La dépréciation du yen : les risques d'intervention accrurent
La dépréciation du yen a repris de la vigueur cette semaine, ravivant les spéculations sur les risques potentiels d'intervention des autorités japonaises pour freiner davantage la dépréciation de la monnaie.

Le yen japonais a poursuivi sa perte de valeur cette semaine, s'effondrant de plus de 1 % par rapport au dollar, les traders réévaluant l'outlook de la politique de la Banque du Japon et les risques macroéconomiques plus larges.
La monnaie s'est affaiblie à son niveau le plus bas depuis le début mars, le taux de change dollar-yen s'approchant de 152 par dollar, un niveau étroitement surveillé par les décideurs politiques.

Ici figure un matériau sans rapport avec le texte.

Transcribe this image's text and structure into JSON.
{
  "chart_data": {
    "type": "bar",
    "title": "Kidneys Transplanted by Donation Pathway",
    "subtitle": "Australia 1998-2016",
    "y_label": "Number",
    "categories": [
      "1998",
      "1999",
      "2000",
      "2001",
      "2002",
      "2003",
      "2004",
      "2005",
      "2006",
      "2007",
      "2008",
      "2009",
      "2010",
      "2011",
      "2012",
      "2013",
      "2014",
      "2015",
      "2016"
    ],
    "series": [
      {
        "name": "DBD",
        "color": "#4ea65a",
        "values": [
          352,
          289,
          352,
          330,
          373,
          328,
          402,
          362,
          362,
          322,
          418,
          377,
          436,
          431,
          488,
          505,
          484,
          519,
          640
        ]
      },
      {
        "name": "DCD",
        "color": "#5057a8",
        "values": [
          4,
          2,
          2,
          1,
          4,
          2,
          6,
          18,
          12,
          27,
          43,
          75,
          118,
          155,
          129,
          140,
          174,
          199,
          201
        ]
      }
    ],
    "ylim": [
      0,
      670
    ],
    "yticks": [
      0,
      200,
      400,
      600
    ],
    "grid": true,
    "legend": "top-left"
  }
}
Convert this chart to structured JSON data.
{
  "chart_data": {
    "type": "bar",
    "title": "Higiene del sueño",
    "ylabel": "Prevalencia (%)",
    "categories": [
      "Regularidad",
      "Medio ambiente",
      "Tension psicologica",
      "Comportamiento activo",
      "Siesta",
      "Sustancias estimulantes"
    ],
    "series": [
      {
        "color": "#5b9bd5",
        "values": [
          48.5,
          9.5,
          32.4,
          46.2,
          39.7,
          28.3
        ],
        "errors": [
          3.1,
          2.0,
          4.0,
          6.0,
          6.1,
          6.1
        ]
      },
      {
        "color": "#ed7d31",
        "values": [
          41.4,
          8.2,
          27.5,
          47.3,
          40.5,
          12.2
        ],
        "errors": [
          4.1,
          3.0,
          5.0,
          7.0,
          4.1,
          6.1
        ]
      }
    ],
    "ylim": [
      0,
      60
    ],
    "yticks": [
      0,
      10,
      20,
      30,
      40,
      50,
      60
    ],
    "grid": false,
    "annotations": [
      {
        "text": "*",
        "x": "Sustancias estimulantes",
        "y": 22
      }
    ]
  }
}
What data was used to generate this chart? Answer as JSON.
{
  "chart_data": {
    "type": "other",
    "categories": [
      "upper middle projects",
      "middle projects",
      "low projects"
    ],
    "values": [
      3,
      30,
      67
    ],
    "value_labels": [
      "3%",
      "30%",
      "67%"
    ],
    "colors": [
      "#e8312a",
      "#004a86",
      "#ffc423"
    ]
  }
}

Cette chute s'explique par une période de relative stabilité plus tôt dans le mois et reflète les préoccupations croissantes concernant l'outlook économique du Japon et la divergence entre les taux d'intérêt domestiques et mondiaux.
Les analystes des principales banques ont noté que la dépréciation du yen s'est accélérée en raison des taux d'intérêt des obligations du Trésor américain en hausse et des attentes selon lesquelles la Réserve fédérale pourrait retarder les baisses de taux. La Banque du Japon, qui a maintenu une politique monétaire ultra-décontractée, a signalé prudence quant à une contraction prématurée, élargissant ainsi le fossé de politique avec ses pairs mondiaux.
Les participants du marché sont de plus en plus focalisés sur le risque d'intervention des autorités japonaises. Le Japon a une histoire d'intervention dans les marchés de change étrangers pour stabiliser le yen, notamment en 2022, lorsque les autorités ont dépensé environ 60 milliards de dollars pour soutenir la monnaie après qu'elle ait franchi 150 par dollar.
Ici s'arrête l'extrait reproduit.